La Williams è cresciuta in questa trasferta di Russia della Formula 1, o, a quanto pare, è quello che si evince dai tempi in pista maturati nelle libere, dove la squadra di Grove riesce ad insidiare la Red Bull e a guardare a distanza ravvicinata le inarrivabili Mercedes e le più performanti Ferrari.

Così, Valtteri Bottas appare soddisfatto del feeling dimostrato dalla sua monoposto su questo circuito. “E’ stata una giornata molto positiva, anche se c’è ancora un po’ di lavoro da fare. Questi run sono stati molto utili soprattutto per capire il comportamento delle gomme.
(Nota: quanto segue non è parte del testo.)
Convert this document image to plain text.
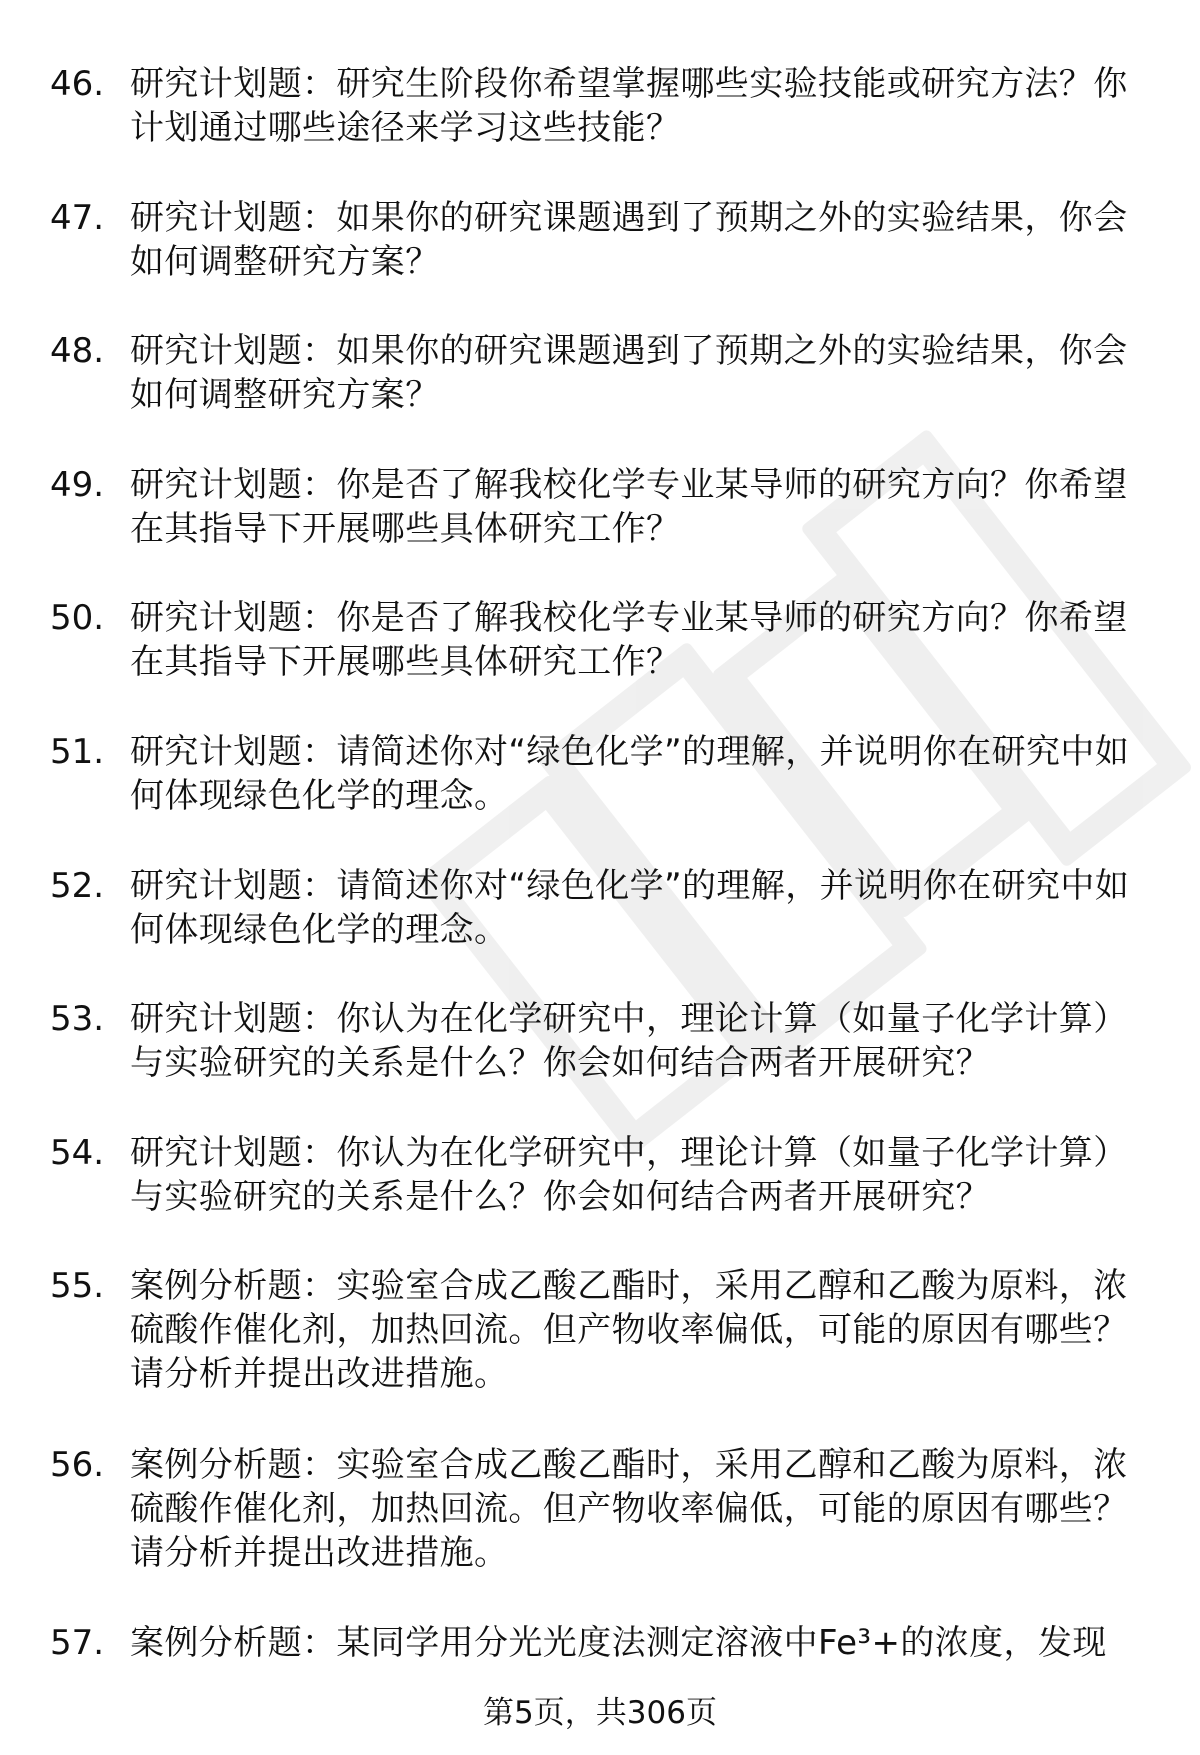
46. 研究计划题：研究生阶段你希望掌握哪些实验技能或研究方法？你计划通过哪些途径来学习这些技能？
47. 研究计划题：如果你的研究课题遇到了预期之外的实验结果，你会如何调整研究方案？
48. 研究计划题：如果你的研究课题遇到了预期之外的实验结果，你会如何调整研究方案？
49. 研究计划题：你是否了解我校化学专业某导师的研究方向？你希望在其指导下开展哪些具体研究工作？
50. 研究计划题：你是否了解我校化学专业某导师的研究方向？你希望在其指导下开展哪些具体研究工作？
51. 研究计划题：请简述你对“绿色化学”的理解，并说明你在研究中如何体现绿色化学的理念。
52. 研究计划题：请简述你对“绿色化学”的理解，并说明你在研究中如何体现绿色化学的理念。
53. 研究计划题：你认为在化学研究中，理论计算（如量子化学计算）与实验研究的关系是什么？你会如何结合两者开展研究？
54. 研究计划题：你认为在化学研究中，理论计算（如量子化学计算）与实验研究的关系是什么？你会如何结合两者开展研究？
55. 案例分析题：实验室合成乙酸乙酯时，采用乙醇和乙酸为原料，浓硫酸作催化剂，加热回流。但产物收率偏低，可能的原因有哪些？请分析并提出改进措施。
56. 案例分析题：实验室合成乙酸乙酯时，采用乙醇和乙酸为原料，浓硫酸作催化剂，加热回流。但产物收率偏低，可能的原因有哪些？请分析并提出改进措施。
57. 案例分析题：某同学用分光光度法测定溶液中Fe³+的浓度，发现
第5页，共306页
A volte succedono delle cose un po’ strane a livello di grip, ma sono stati davvero degli ottimi long run”.

Chiaramente, dichiarazioni del genere nascono dopo un confronto diretto con le monoposto avversarie tra i cordoli. “Oggi sembrava che non fossimo lontani, ma non dobbiamo sottovalutare il fatto che loro saranno molto veloci. Sicuramente siamo più vicini rispetto alle prime gare, ma la realtà la capiremo solamente domani”.

E così, in attesa che tutti si scoprano in maniera definitiva durante le qualifiche, ecco che Bottas, trova il tempo per riflettere sulla nuova protezione per la testa del pilota portata in pista da Daniel Ricciardo, suscitando tanta curiosità tra gli spettatori e gli addetti ai lavori.

“Ho visto solo un’immagine: non è un look bellissimo, ma se può aiutare dal punto di vista della sicurezza, allora va bene“. A differenza di Hamilton, che ha badato soprattutto all’aspetto, tralasciando l’utilità del dispositivo in questione, Bottas ha apprezzato la scelta che tende a salvaguardare ulteriormente la sicurezza dei piloti, che poi, francamente, è la cosa più importante.

Vedremo già dalla lotta per la pole position quanto saranno veloci queste Williams in Russia e se riusciranno a risalire la china, per tornare ad essere la terza forza della Formula 1 come nel 2015.